ECLI:NL:CRVB:2015:1187
Centrale Raad van Beroep
- Hoger beroep
- Rechtspraak.nl
Intrekking en terugvordering van bijstand bij Wajong-uitkering
In deze zaak gaat het om de intrekking en terugvordering van bijstand aan appellante, die een Wajong-uitkering ontvangt. Appellante ontving van 7 september 2011 tot 1 januari 2012 een inkomensvoorziening op grond van de Wet investeren in jongeren, die daarna werd omgezet in aanvullende bijstand op grond van de Wet werk en bijstand (WWB). Op 20 september 2012 meldde haar toenmalige partner, P, dat appellante niet meer op zijn adres woonde. Na onderzoek bleek dat appellante sinds 1 april 2012 een toeslag op haar Wajong-uitkering ontving, waardoor haar inkomsten boven de bijstandsnorm uitkwamen. Het college van burgemeester en wethouders van Den Haag besloot op 18 oktober 2012 de bijstand met terugwerkende kracht in te trekken en vorderde een bedrag van € 1.856,03 terug.

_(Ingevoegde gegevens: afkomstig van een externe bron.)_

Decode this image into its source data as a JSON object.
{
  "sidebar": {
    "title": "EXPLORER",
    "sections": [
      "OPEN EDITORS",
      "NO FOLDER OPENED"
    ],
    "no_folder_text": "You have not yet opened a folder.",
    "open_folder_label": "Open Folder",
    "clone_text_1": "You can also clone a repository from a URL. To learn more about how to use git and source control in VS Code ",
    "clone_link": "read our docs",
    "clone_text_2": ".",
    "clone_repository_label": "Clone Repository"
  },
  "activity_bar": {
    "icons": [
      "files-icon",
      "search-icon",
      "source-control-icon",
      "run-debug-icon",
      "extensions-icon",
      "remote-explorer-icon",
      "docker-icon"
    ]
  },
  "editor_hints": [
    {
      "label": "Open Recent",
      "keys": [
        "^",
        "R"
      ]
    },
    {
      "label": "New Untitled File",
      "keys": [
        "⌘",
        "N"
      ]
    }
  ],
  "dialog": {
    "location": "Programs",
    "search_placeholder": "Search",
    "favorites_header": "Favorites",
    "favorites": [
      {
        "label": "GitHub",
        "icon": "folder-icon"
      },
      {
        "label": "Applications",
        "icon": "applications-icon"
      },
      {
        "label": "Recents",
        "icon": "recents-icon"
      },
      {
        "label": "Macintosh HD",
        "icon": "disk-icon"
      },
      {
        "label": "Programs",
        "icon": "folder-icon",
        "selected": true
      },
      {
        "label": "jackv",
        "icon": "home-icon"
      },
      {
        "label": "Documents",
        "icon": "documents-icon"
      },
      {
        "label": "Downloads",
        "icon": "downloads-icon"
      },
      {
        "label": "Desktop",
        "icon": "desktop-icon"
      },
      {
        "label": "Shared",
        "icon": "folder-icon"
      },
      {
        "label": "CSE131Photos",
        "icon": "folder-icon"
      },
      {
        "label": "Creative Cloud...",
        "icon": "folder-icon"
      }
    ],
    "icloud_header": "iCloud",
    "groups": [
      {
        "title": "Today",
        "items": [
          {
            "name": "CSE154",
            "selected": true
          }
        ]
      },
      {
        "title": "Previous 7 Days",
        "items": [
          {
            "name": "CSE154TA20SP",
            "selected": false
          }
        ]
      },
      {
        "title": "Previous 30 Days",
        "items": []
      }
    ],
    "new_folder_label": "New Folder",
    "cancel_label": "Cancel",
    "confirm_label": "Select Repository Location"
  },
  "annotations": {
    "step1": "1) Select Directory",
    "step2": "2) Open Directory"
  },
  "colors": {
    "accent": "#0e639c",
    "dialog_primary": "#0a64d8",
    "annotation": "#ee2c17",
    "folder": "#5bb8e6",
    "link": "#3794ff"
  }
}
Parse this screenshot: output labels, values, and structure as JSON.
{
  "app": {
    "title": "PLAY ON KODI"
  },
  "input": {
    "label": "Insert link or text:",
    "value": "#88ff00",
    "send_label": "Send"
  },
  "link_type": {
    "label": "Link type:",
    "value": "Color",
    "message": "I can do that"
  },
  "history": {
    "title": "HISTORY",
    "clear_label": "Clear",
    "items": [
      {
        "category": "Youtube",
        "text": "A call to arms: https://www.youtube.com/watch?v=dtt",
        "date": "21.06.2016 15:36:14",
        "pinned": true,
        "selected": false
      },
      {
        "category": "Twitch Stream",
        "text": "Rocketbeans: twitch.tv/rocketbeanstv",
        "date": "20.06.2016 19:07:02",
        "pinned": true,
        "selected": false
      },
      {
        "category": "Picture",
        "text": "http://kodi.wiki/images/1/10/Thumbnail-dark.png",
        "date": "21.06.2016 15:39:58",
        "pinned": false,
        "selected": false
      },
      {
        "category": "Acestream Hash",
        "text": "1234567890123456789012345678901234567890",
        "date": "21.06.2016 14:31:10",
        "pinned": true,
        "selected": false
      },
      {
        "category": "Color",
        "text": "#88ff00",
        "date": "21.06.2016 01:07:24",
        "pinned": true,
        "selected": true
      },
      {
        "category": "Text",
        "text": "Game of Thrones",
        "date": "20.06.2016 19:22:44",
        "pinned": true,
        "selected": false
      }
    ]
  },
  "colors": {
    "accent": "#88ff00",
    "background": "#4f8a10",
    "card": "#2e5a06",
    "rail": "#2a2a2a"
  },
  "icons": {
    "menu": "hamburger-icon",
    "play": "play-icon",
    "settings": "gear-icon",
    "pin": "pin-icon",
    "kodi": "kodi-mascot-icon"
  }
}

Appellante ging in beroep tegen dit besluit, maar het college verklaarde haar bezwaar ongegrond. De rechtbank Den Haag bevestigde deze beslissing in haar uitspraak van 4 september 2013. Appellante stelde dat er dringende redenen waren om van terugvordering af te zien, onder andere vanwege haar verstandelijke beperking en de financiële gevolgen van de terugvordering. De Centrale Raad van Beroep oordeelde echter dat de financiële situatie van appellante geen dringende reden oplevert om van terugvordering af te zien, omdat het college rekening had gehouden met de beslagvrije voet. De Raad bevestigde de uitspraak van de rechtbank en oordeelde dat de door appellante aangevoerde omstandigheden niet voldoende waren om de terugvordering te rechtvaardigen.
De Raad concludeert dat de aangevoerde gronden in hoger beroep geen aanleiding geven om anders te oordelen dan de rechtbank. De beslissing van het college om de bijstand in te trekken en de terugvordering te handhaven wordt bevestigd. Er zijn geen redenen voor een veroordeling in de proceskosten.